The network architecture consists of two main components. The feature‑extraction backbone, called Multi‑Scale Ghost‑ACB‑Coordinate (MS‑GAC), merges GhostNet’s cheap linear operations with Asymmetric Convolution Blocks (ACB). ACB splits a conventional 3×3 kernel into separate horizontal and vertical convolutions during training, enriching the receptive field without increasing inference cost. Ghost modules then generate redundant feature maps via inexpensive linear transformations, drastically reducing parameter count. The backbone processes spectrograms at multiple spatial scales, allowing coarse‑level global frequency patterns and fine‑level transient details (e.g., pulses) to be captured simultaneously. A coordinate‑attention mechanism re‑encodes positional information along the time and frequency axes, ensuring the network focuses on the most informative regions of the spectrogram.

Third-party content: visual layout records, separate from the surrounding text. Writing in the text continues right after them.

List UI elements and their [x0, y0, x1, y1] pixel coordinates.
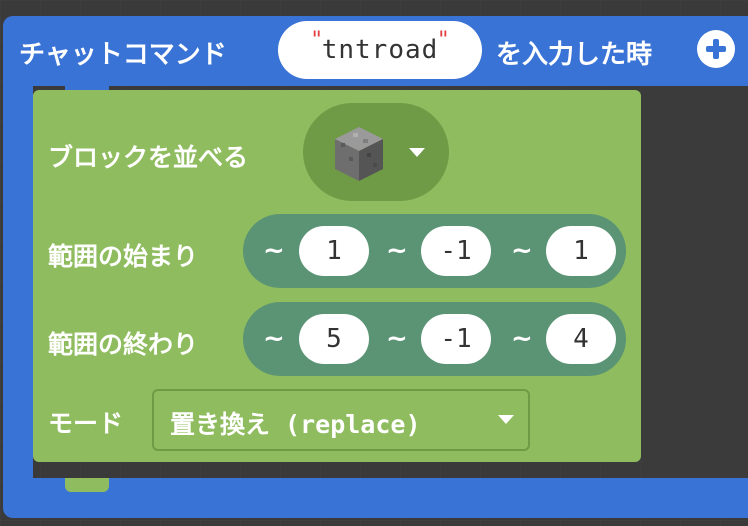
block-type-dropdown[interactable]: [303, 103, 449, 201]
fill-blocks-title: ブロックを並べる: [48, 143, 249, 172]
fill-blocks-bottom-tab: [65, 478, 109, 492]
mode-label: モード: [48, 409, 124, 438]
range-end-x-field[interactable]: 5: [299, 314, 369, 364]
stone-cube-icon: [335, 127, 383, 181]
range-start-label: 範囲の始まり: [48, 242, 199, 271]
quote-close: ": [438, 27, 449, 53]
range-end-label: 範囲の終わり: [48, 330, 199, 359]
range-start-x-field[interactable]: 1: [299, 226, 369, 276]
relative-tilde-z: ~: [511, 236, 533, 266]
event-block-header[interactable]: チャットコマンド " tntroad " を入力した時: [3, 16, 748, 86]
event-label-chat-command: チャットコマンド: [19, 40, 227, 70]
range-end-position[interactable]: ~ 5 ~ -1 ~ 4: [243, 302, 626, 376]
event-block-left-rail: [3, 86, 33, 478]
relative-tilde-y: ~: [386, 324, 408, 354]
command-text-value: tntroad: [321, 35, 439, 65]
event-block-footer: [3, 478, 748, 518]
event-block-inner-area: [641, 86, 748, 478]
range-end-z-field[interactable]: 4: [546, 314, 616, 364]
command-text-field[interactable]: " tntroad ": [278, 21, 482, 79]
range-start-y-field[interactable]: -1: [421, 226, 491, 276]
fill-mode-dropdown[interactable]: 置き換え (replace): [152, 389, 530, 451]
range-start-position[interactable]: ~ 1 ~ -1 ~ 1: [243, 214, 626, 288]
fill-mode-value: 置き換え (replace): [170, 410, 421, 439]
relative-tilde-z: ~: [511, 324, 533, 354]
event-label-when-entered: を入力した時: [496, 40, 653, 70]
plus-circle-icon[interactable]: [697, 30, 735, 68]
relative-tilde-x: ~: [263, 324, 285, 354]
range-start-z-field[interactable]: 1: [546, 226, 616, 276]
quote-open: ": [311, 27, 322, 53]
caret-down-icon: [409, 148, 425, 157]
caret-down-icon: [498, 415, 514, 424]
relative-tilde-y: ~: [386, 236, 408, 266]
relative-tilde-x: ~: [263, 236, 285, 266]
range-end-y-field[interactable]: -1: [421, 314, 491, 364]
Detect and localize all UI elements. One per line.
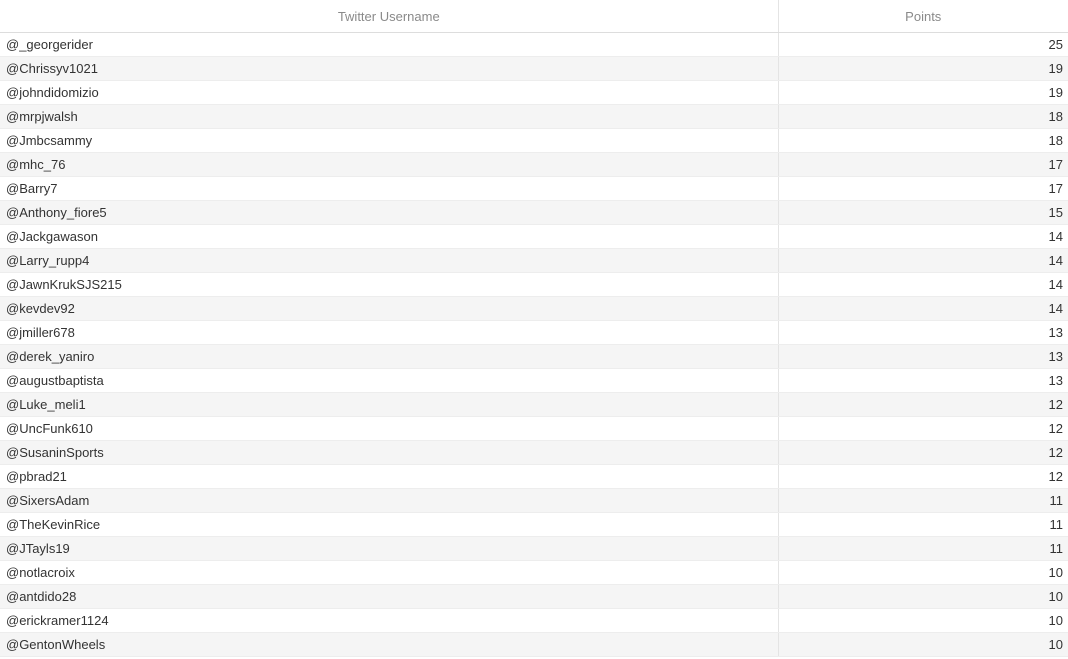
username-cell: @Barry7	[0, 176, 779, 201]
column-header-username[interactable]: Twitter Username	[0, 0, 779, 33]
username-cell: @SixersAdam	[0, 488, 779, 513]
points-cell: 18	[778, 128, 1068, 153]
username-cell: @augustbaptista	[0, 368, 779, 393]
points-cell: 19	[778, 80, 1068, 105]
points-cell: 17	[778, 152, 1068, 177]
points-cell: 13	[778, 344, 1068, 369]
points-cell: 10	[778, 584, 1068, 609]
username-cell: @notlacroix	[0, 560, 779, 585]
points-cell: 18	[778, 104, 1068, 129]
points-cell: 19	[778, 56, 1068, 81]
table-row[interactable]: @derek_yaniro 13	[0, 344, 1068, 369]
table-row[interactable]: @augustbaptista 13	[0, 368, 1068, 393]
username-cell: @derek_yaniro	[0, 344, 779, 369]
username-cell: @UncFunk610	[0, 416, 779, 441]
column-header-points[interactable]: Points	[778, 0, 1068, 33]
points-cell: 12	[778, 392, 1068, 417]
username-cell: @johndidomizio	[0, 80, 779, 105]
table-row[interactable]: @Barry7 17	[0, 176, 1068, 201]
table-row[interactable]: @UncFunk610 12	[0, 416, 1068, 441]
table-header: Twitter Username Points	[0, 0, 1068, 33]
table-row[interactable]: @kevdev92 14	[0, 296, 1068, 321]
points-cell: 14	[778, 296, 1068, 321]
points-cell: 12	[778, 416, 1068, 441]
username-cell: @Anthony_fiore5	[0, 200, 779, 225]
table-row[interactable]: @erickramer1124 10	[0, 608, 1068, 633]
username-cell: @Luke_meli1	[0, 392, 779, 417]
table-body: @_georgerider 25 @Chrissyv1021 19 @johndidom…	[0, 32, 1068, 657]
table-row[interactable]: @Larry_rupp4 14	[0, 248, 1068, 273]
username-cell: @jmiller678	[0, 320, 779, 345]
table-row[interactable]: @pbrad21 12	[0, 464, 1068, 489]
table-row[interactable]: @SusaninSports 12	[0, 440, 1068, 465]
leaderboard-table: Twitter Username Points @_georgerider 25 @…	[0, 0, 1068, 657]
table-row[interactable]: @Anthony_fiore5 15	[0, 200, 1068, 225]
table-row[interactable]: @Luke_meli1 12	[0, 392, 1068, 417]
username-cell: @Chrissyv1021	[0, 56, 779, 81]
username-cell: @TheKevinRice	[0, 512, 779, 537]
table-row[interactable]: @Jackgawason 14	[0, 224, 1068, 249]
points-cell: 10	[778, 560, 1068, 585]
username-cell: @kevdev92	[0, 296, 779, 321]
username-cell: @Jackgawason	[0, 224, 779, 249]
points-cell: 17	[778, 176, 1068, 201]
table-row[interactable]: @johndidomizio 19	[0, 80, 1068, 105]
username-cell: @_georgerider	[0, 32, 779, 57]
points-cell: 13	[778, 320, 1068, 345]
table-row[interactable]: @_georgerider 25	[0, 32, 1068, 57]
username-cell: @mhc_76	[0, 152, 779, 177]
table-row[interactable]: @JTayls19 11	[0, 536, 1068, 561]
points-cell: 14	[778, 224, 1068, 249]
table-row[interactable]: @jmiller678 13	[0, 320, 1068, 345]
points-cell: 11	[778, 512, 1068, 537]
username-cell: @JTayls19	[0, 536, 779, 561]
points-cell: 12	[778, 440, 1068, 465]
table-row[interactable]: @mhc_76 17	[0, 152, 1068, 177]
table-row[interactable]: @antdido28 10	[0, 584, 1068, 609]
points-cell: 12	[778, 464, 1068, 489]
table-row[interactable]: @notlacroix 10	[0, 560, 1068, 585]
table-row[interactable]: @Jmbcsammy 18	[0, 128, 1068, 153]
username-cell: @GentonWheels	[0, 632, 779, 657]
points-cell: 25	[778, 32, 1068, 57]
username-cell: @Larry_rupp4	[0, 248, 779, 273]
points-cell: 11	[778, 488, 1068, 513]
username-cell: @SusaninSports	[0, 440, 779, 465]
table-row[interactable]: @TheKevinRice 11	[0, 512, 1068, 537]
points-cell: 13	[778, 368, 1068, 393]
username-cell: @pbrad21	[0, 464, 779, 489]
points-cell: 10	[778, 608, 1068, 633]
username-cell: @antdido28	[0, 584, 779, 609]
table-row[interactable]: @Chrissyv1021 19	[0, 56, 1068, 81]
table-row[interactable]: @mrpjwalsh 18	[0, 104, 1068, 129]
points-cell: 14	[778, 272, 1068, 297]
points-cell: 14	[778, 248, 1068, 273]
header-row: Twitter Username Points	[0, 0, 1068, 33]
table-row[interactable]: @GentonWheels 10	[0, 632, 1068, 657]
points-cell: 10	[778, 632, 1068, 657]
username-cell: @Jmbcsammy	[0, 128, 779, 153]
username-cell: @JawnKrukSJS215	[0, 272, 779, 297]
points-cell: 15	[778, 200, 1068, 225]
table-row[interactable]: @SixersAdam 11	[0, 488, 1068, 513]
username-cell: @mrpjwalsh	[0, 104, 779, 129]
username-cell: @erickramer1124	[0, 608, 779, 633]
table-row[interactable]: @JawnKrukSJS215 14	[0, 272, 1068, 297]
points-cell: 11	[778, 536, 1068, 561]
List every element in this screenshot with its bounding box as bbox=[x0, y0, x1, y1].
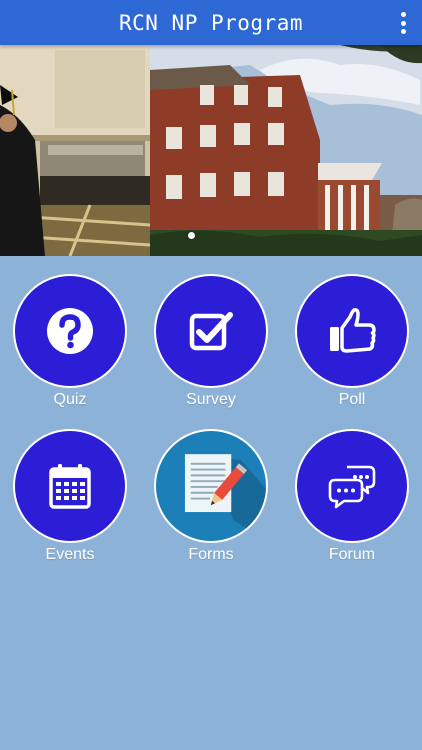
tile-label-forms: Forms bbox=[188, 546, 234, 563]
poll-tile[interactable]: Poll bbox=[293, 274, 411, 409]
tile-label-forum: Forum bbox=[328, 546, 376, 563]
tile-label-survey: Survey bbox=[186, 391, 236, 408]
forms-tile[interactable]: Forms bbox=[152, 429, 270, 564]
tile-label-quiz: Quiz bbox=[53, 391, 87, 408]
carousel-image bbox=[0, 45, 422, 256]
document-pencil-icon bbox=[184, 454, 266, 541]
checkbox-icon bbox=[189, 312, 233, 351]
events-tile[interactable]: Events bbox=[11, 429, 129, 564]
question-icon bbox=[47, 308, 93, 354]
app-bar: RCN NP Program bbox=[0, 0, 422, 45]
quiz-button[interactable] bbox=[13, 274, 127, 388]
carousel-indicator[interactable] bbox=[188, 232, 195, 239]
forms-button[interactable] bbox=[154, 429, 268, 543]
poll-button[interactable] bbox=[295, 274, 409, 388]
forum-tile[interactable]: Forum bbox=[293, 429, 411, 564]
chat-bubbles-icon bbox=[328, 465, 376, 509]
survey-button[interactable] bbox=[154, 274, 268, 388]
quiz-tile[interactable]: Quiz bbox=[11, 274, 129, 409]
thumbs-up-icon bbox=[330, 308, 376, 353]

Instead of a conventional fully‑connected classifier, the authors replace it with a Kolmogorov‑Arnold Network (KAN). KAN places learnable spline activation functions on each edge of the linear layer, providing highly expressive non‑linear mappings while using far fewer parameters than a standard MLP. This design is especially advantageous for distinguishing non‑linear interference such as SCI, where traditional ReLU‑based heads struggle.

Experimental evaluation compares GAC‑KAN against Vision Transformer (ViT), ResNet, MobileNet, and other state‑of‑the‑art lightweight models. GAC‑KAN achieves 98.0 % overall classification accuracy on the synthetic dataset while containing only 0.13 M parameters—approximately 660× fewer than ViT baselines. FLOP counts and memory footprints are low enough for real‑time, always‑on inference on typical consumer SoCs that already host GenAI models. Ablation studies show that the combination of multi‑scale Ghost‑ACB features and the KAN head contributes the most to performance gains, with KAN alone improving accuracy by 2–3 % over an equivalent MLP head, particularly on the SCI class.

In conclusion, GAC‑KAN simultaneously solves the data‑scarcity problem through high‑fidelity physics‑based simulation and the extreme efficiency problem through a novel backbone plus spline‑based classifier. Its 0.13 M‑parameter footprint makes it suitable for deployment as a background security monitor that does not compete with primary GenAI workloads, thereby preserving GNSS reliability in next‑generation consumer electronics. Future work may involve validating the model on over‑the‑air captured jamming signals and integrating hardware‑aware quantization for further power savings.